Sure build on top of it, but don't expect your users to implicitly know the defined, yet obscure, features of git you build on.
> It’s hardly magic.
I didn't claim this is a magic feature in git. I meant the way of `go get`-ing a private library by letting `go get` try and clone from https URLs while silently changing them to git:// URLs in a completely separate layer under it is magic.
How is the first application developer to know this git (not go) feature exists in the first place?
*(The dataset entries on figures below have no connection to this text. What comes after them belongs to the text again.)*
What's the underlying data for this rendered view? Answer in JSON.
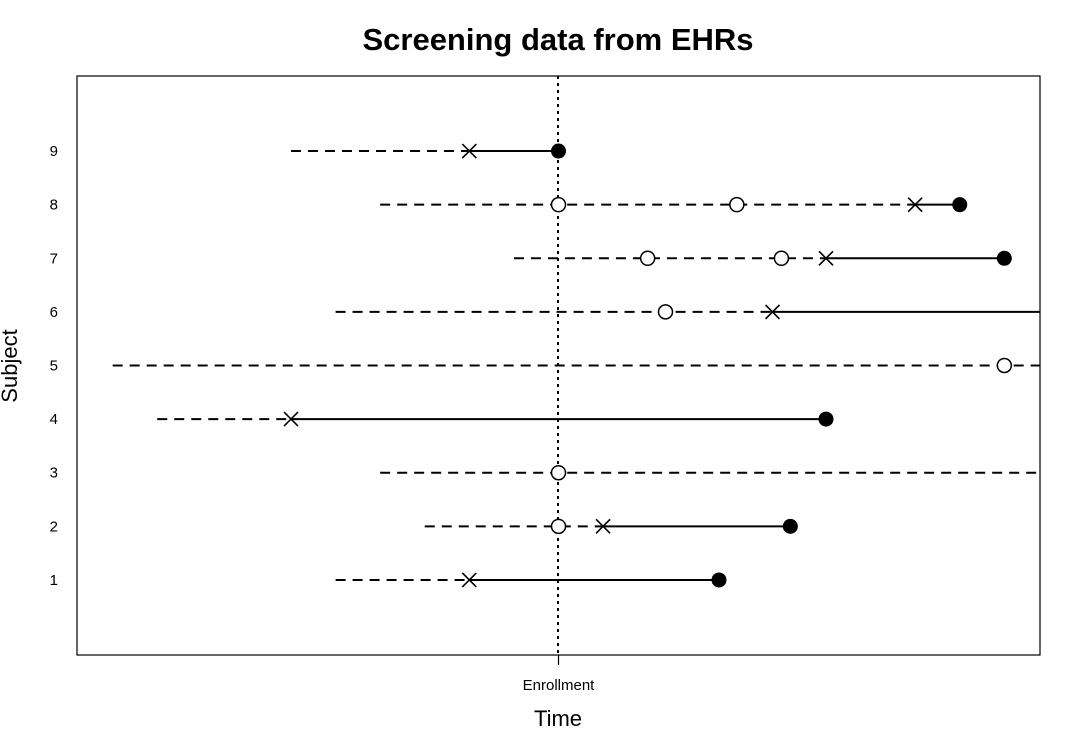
{
  "chart_data": {
    "type": "timeline",
    "title": "Screening data from EHRs",
    "xlabel": "Time",
    "ylabel": "Subject",
    "x_ticks": [
      {
        "x": 0,
        "label": "Enrollment"
      }
    ],
    "xlim": [
      -13.5,
      13.5
    ],
    "ylim": [
      -0.4,
      10.4
    ],
    "reference_line": {
      "x": 0,
      "style": "dotted"
    },
    "y_ticks": [
      "1",
      "2",
      "3",
      "4",
      "5",
      "6",
      "7",
      "8",
      "9"
    ],
    "subjects": [
      {
        "id": "1",
        "y": 1,
        "start": -6.25,
        "screen_neg": [],
        "diagnosis": -2.5,
        "end": 4.5,
        "end_event": "filled"
      },
      {
        "id": "2",
        "y": 2,
        "start": -3.75,
        "screen_neg": [
          0
        ],
        "diagnosis": 1.25,
        "end": 6.5,
        "end_event": "filled"
      },
      {
        "id": "3",
        "y": 3,
        "start": -5.0,
        "screen_neg": [
          0
        ],
        "diagnosis": null,
        "end": 13.5,
        "end_event": "none"
      },
      {
        "id": "4",
        "y": 4,
        "start": -11.25,
        "screen_neg": [],
        "diagnosis": -7.5,
        "end": 7.5,
        "end_event": "filled"
      },
      {
        "id": "5",
        "y": 5,
        "start": -12.5,
        "screen_neg": [
          12.5
        ],
        "diagnosis": null,
        "end": 13.5,
        "end_event": "none"
      },
      {
        "id": "6",
        "y": 6,
        "start": -6.25,
        "screen_neg": [
          3.0
        ],
        "diagnosis": 6.0,
        "end": 13.5,
        "end_event": "none"
      },
      {
        "id": "7",
        "y": 7,
        "start": -1.25,
        "screen_neg": [
          2.5,
          6.25
        ],
        "diagnosis": 7.5,
        "end": 12.5,
        "end_event": "filled"
      },
      {
        "id": "8",
        "y": 8,
        "start": -5.0,
        "screen_neg": [
          0,
          5.0
        ],
        "diagnosis": 10.0,
        "end": 11.25,
        "end_event": "filled"
      },
      {
        "id": "9",
        "y": 9,
        "start": -7.5,
        "screen_neg": [],
        "diagnosis": -2.5,
        "end": 0,
        "end_event": "filled"
      }
    ],
    "colors": {
      "ink": "#000000",
      "background": "#ffffff"
    }
  }
}
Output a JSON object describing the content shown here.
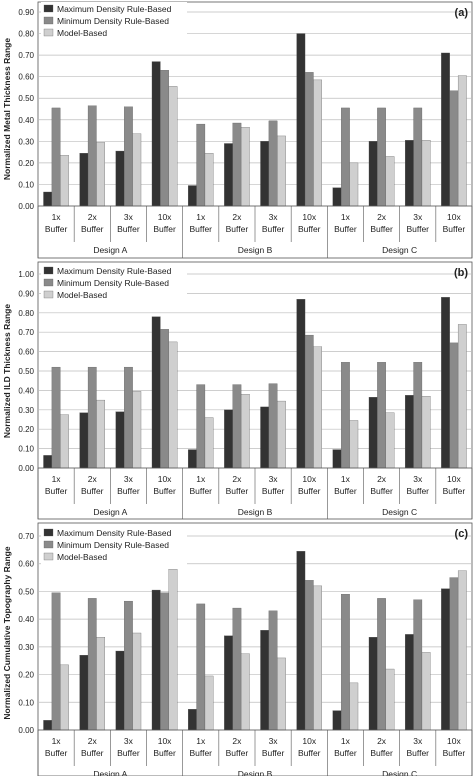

The application developer is looking to use `go get`, and is frustrated that `go get` only downloads via https, asking them for a username and password combo every time. `go get` has no documentation to make it use git URLs.
Only when the application developer looks online for a solution to this do they find some StackOverflow post detailing this workaround. Or other workarounds, like the insecure option of telling git to save your https credentials.
Sure, a knowledgeable application developer can put whatever quirks their build system needs in their documentation; but a developer ignorant of these workarounds shouldn't have to go beyond `go get`'s documentation in the first place.
I currently use submodules inside of vendor/ and set each dependency's remote to the SSH URL. You can then simply use git clone --recursive to get everything, including via SSH.
That being said, I share your hope that this can remain smooth in the new Go modules implementation. $GOPATH is always a hurdle for new-comers to wrap their heads around in my experience.